Pour ce troisième jour de compétition, les équipages étaient à nouveau divisés en deux groupes qui ont évolué sur deux boucles distinctes. Ce mercredi, focus sur la boucle « Oued Ziz », qui outre quelques bacs de sable, a fait la part belle à la navigation.

Ce n’est pas « où est Charlie » mais presque. Le matin au bivouac, les équipages jouent à un drôle de jeu. L’objectif, trouver sa place au classement. Pas facile. Un classement au 4L Trophy, c’est 41 pages A4. Il faudrait presque un road-book pour s’y retrouver. Ça tombe plutôt bien, après trois jours de compétition, les Trophistes sont passés maîtres dans l’art de trouver leur chemin au milieu du désert. Si hier on a pu observer quelques jolies « moutonnades », comme ces quelques 200L qui ont suivi une poignée d’équipages partant dans la direction opposée de celle du road-book, ce mercredi, les Trophistes avaient retenu la leçon.
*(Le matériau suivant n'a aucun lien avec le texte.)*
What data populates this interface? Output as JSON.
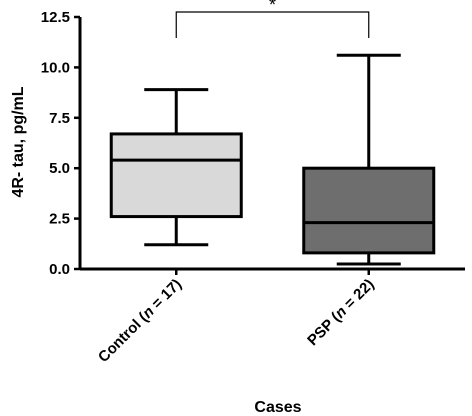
{
  "chart_data": {
    "type": "box",
    "title": "",
    "xlabel": "Cases",
    "ylabel": "4R- tau, pg/mL",
    "ylim": [
      0,
      12.5
    ],
    "yticks": [
      "0.0",
      "2.5",
      "5.0",
      "7.5",
      "10.0",
      "12.5"
    ],
    "grid": false,
    "categories": [
      {
        "prefix": "Control (",
        "italic": "n",
        "suffix": " = 17)"
      },
      {
        "prefix": "PSP (",
        "italic": "n",
        "suffix": " = 22)"
      }
    ],
    "boxes": [
      {
        "min": 1.2,
        "q1": 2.6,
        "median": 5.4,
        "q3": 6.7,
        "max": 8.9,
        "color": "#d9d9d9"
      },
      {
        "min": 0.25,
        "q1": 0.8,
        "median": 2.3,
        "q3": 5.0,
        "max": 10.6,
        "color": "#6e6e6e"
      }
    ],
    "significance": {
      "label": "*",
      "between": [
        0,
        1
      ]
    }
  }
}
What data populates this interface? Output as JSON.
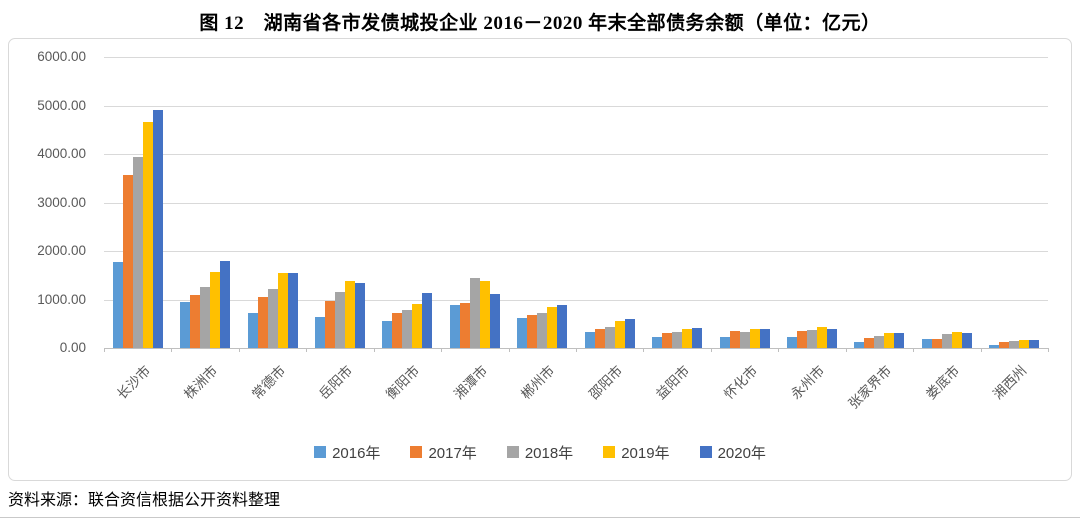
{
  "page": {
    "title": "图 12　湖南省各市发债城投企业 2016－2020 年末全部债务余额（单位：亿元）",
    "source_note": "资料来源：联合资信根据公开资料整理"
  },
  "chart_data": {
    "type": "bar",
    "title": "图 12　湖南省各市发债城投企业 2016－2020 年末全部债务余额（单位：亿元）",
    "unit": "亿元",
    "categories": [
      "长沙市",
      "株洲市",
      "常德市",
      "岳阳市",
      "衡阳市",
      "湘潭市",
      "郴州市",
      "邵阳市",
      "益阳市",
      "怀化市",
      "永州市",
      "张家界市",
      "娄底市",
      "湘西州"
    ],
    "series": [
      {
        "name": "2016年",
        "color": "#5B9BD5",
        "values": [
          1780,
          950,
          730,
          640,
          560,
          890,
          620,
          340,
          230,
          230,
          220,
          130,
          190,
          70
        ]
      },
      {
        "name": "2017年",
        "color": "#ED7D31",
        "values": [
          3570,
          1100,
          1050,
          960,
          730,
          930,
          690,
          390,
          300,
          360,
          350,
          210,
          180,
          120
        ]
      },
      {
        "name": "2018年",
        "color": "#A5A5A5",
        "values": [
          3930,
          1250,
          1210,
          1150,
          790,
          1440,
          730,
          430,
          330,
          340,
          380,
          250,
          280,
          140
        ]
      },
      {
        "name": "2019年",
        "color": "#FFC000",
        "values": [
          4660,
          1560,
          1540,
          1390,
          900,
          1390,
          850,
          550,
          400,
          400,
          430,
          310,
          330,
          170
        ]
      },
      {
        "name": "2020年",
        "color": "#4472C4",
        "values": [
          4910,
          1790,
          1550,
          1340,
          1130,
          1110,
          880,
          590,
          410,
          390,
          390,
          310,
          300,
          160
        ]
      }
    ],
    "ylim": [
      0,
      6000
    ],
    "ytick_step": 1000,
    "yticks": [
      "0.00",
      "1000.00",
      "2000.00",
      "3000.00",
      "4000.00",
      "5000.00",
      "6000.00"
    ],
    "grid": true,
    "legend_position": "bottom",
    "gridline_color": "#d9d9d9",
    "axis_text_color": "#595959"
  }
}
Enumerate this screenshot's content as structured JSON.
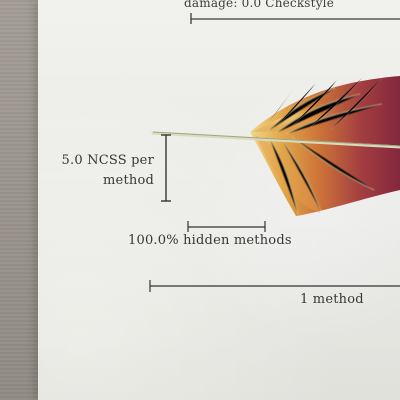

Grand beau sur Merzouga. Bien reposés, les Trophistes piaffent d’impatience sur la ligne de départ. Le road-book indique précisément 112,4 km pour cette étape intitulée « Oued Ziz ». Les phares sont allumés (sinon pénalité !). Face à eux, des décors sans repères, des pistes qui partent dans tous les sens. Quelques collines, des antennes, des lacs asséchés, des cairns, quelques bâtisses et parfois un acacia qui déploie son ombre au milieu de rien. Voilà pour les indices. Dans ces conditions, la boussole devient notre meilleure amie.

« Ça passe crème »

Au milieu de ces paysages « plats et noirs, extraordinaires », Antoine et Baptiste (1876) se sont régalés. Petite leçon de navigation avec ce tandem, classé 209e à l’issue de la première étape. « J’aime lire les cartes, on ne s’est pas perdu. On est passé tranquille, sourit Antoine. On a fait deux kilomètres de moins que le road-book. Je donne les indications. J’anticipe. Quand on fait des pauses, je me repositionne bien, je fais le point. On a amené une grosse paire de jumelle de l’armée. Super pratique ! On n’était pas du tout venu pour le classement, mais on se prend au jeu ! »

Il y a eu des oueds et des bacs de sable. Passés allègrement grâce à l’entraide et une organisation bien rôdée. Avec cette expression devenue culte pour ponctuer un passage réussi : « Ça passe crème ». Les Trophistes sont prêts pour le bouquet final. Le marathon. Une étape mythique du raid, avec sa nuit en autonomie, ses 230km de piste jusqu’à Zagora, porte de sortie du désert. Lors de son briefing du soir, Jean-Jacques Rey a prévenu les équipages : « Ménagez vos voitures, ne perdez pas trop de temps. En attendant, profitons de ce soir. C’est le dernier que nous passons entre nous. C’est toujours un moment spécial. » L’histoire continue.